In 2022, about 2.3 million women were diagnosed with breast cancer globally, and 670,000 died from it. That means roughly 1 in 3.4 people diagnosed with breast cancer worldwide will ultimately die from the disease, though survival varies enormously depending on where a person lives and how early the cancer is caught.

In the United States, the numbers are more favorable. For 2026, federal cancer registries project about 321,910 new diagnoses of female breast cancer alongside 42,140 deaths. The gap between diagnoses and deaths is much wider in the U.S. than in many lower-income countries, largely because of earlier detection through screening and access to treatment.

Deaths Have Dropped Significantly Since 1989

The long-term trend in the U.S. is encouraging. According to the American Cancer Society, breast cancer death rates fell 40% between 1989 and 2017. That decline is attributed to a combination of wider mammography screening, which catches tumors when they’re smaller and more treatable, and improvements in surgery, radiation, and drug therapies over the past three decades. Despite that progress, breast cancer still kills more than 40,000 Americans a year, making it one of the most lethal cancers in the country.

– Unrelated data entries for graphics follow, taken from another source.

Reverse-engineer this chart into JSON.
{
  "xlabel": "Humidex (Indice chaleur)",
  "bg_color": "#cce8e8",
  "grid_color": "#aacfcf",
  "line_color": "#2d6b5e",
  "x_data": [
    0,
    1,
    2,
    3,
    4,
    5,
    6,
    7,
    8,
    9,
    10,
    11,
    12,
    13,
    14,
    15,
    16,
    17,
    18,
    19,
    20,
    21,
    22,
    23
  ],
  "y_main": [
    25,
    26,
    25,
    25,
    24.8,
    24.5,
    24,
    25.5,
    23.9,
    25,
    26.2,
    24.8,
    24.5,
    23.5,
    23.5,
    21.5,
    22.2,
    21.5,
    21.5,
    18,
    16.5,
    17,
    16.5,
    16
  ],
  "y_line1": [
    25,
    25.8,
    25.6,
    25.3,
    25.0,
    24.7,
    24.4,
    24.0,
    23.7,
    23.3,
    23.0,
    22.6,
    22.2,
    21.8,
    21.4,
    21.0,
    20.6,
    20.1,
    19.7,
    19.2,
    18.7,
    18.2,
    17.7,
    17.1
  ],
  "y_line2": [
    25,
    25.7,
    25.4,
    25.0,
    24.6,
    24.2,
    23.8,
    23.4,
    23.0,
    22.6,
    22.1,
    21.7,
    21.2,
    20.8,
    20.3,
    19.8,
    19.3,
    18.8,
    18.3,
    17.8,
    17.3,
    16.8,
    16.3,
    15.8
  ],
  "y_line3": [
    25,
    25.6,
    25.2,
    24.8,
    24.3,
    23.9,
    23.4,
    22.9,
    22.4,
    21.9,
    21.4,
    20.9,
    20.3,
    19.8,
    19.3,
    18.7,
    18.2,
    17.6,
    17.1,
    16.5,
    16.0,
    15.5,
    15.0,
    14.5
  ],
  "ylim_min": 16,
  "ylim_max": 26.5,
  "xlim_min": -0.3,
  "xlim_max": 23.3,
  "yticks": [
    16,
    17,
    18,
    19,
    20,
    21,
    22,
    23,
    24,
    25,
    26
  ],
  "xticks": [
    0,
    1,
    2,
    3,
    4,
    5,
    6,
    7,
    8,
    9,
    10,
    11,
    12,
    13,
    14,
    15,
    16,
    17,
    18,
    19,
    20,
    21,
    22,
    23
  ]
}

Who Is Most at Risk of Dying

Black Women Face Higher Mortality

Not everyone faces the same odds. Black women in the United States have a 41% higher breast cancer death rate than white women. During the period from 2005 to 2009, Black women died at a rate of 31.6 per 100,000, compared to 22.4 per 100,000 for white women. Put another way: for every 100 breast cancers diagnosed, 27 Black women died compared to 18 white women. That gap reflects a mix of factors, including later-stage diagnoses, higher rates of aggressive tumor types, and unequal access to timely treatment.

For both non-Hispanic Black women and Hispanic women, breast cancer is actually the leading cause of cancer death, surpassing even lung cancer. For women of other racial and ethnic groups, lung cancer holds the top spot.

Age and Breast Cancer Deaths

Breast cancer risk rises with age. Most deaths occur in women over 50, and the risk of dying continues to climb through the 60s and 70s. Younger women can and do develop breast cancer, but it accounts for a smaller share of total deaths. That said, breast cancer diagnosed in younger women tends to be more aggressive, which is why unusual lumps or changes at any age are worth investigating.

Men Die From Breast Cancer Too

Breast cancer in men is rare but real. About 2,300 men are diagnosed each year in the United States, and roughly 500 die from it, accounting for about 1% of all breast cancer cases. Male breast cancer is often caught later because most men aren’t aware they can get it, and there are no routine screening recommendations for them. A lump behind the nipple, skin changes on the chest, or nipple discharge are the warning signs.

How Breast Cancer Compares to Other Cancers

Among women in the U.S., breast cancer is the most commonly diagnosed cancer and the second deadliest. Lung cancer kills more women overall, roughly 57,000 per year compared to breast cancer’s 42,000. But breast cancer is diagnosed far more often, so its survival rates are actually higher on a case-by-case basis. The five-year survival rate for breast cancer caught at an early, localized stage is above 99%, while late-stage diagnoses carry much grimmer odds. The stage at which cancer is found remains the single biggest factor in whether someone survives.

Globally, breast cancer overtook lung cancer in 2020 as the most commonly diagnosed cancer across all genders, a shift driven largely by rising rates in lower- and middle-income countries. In many of those regions, limited screening infrastructure means more cancers are found at advanced stages, which helps explain why global mortality numbers remain high even as death rates fall in wealthier nations.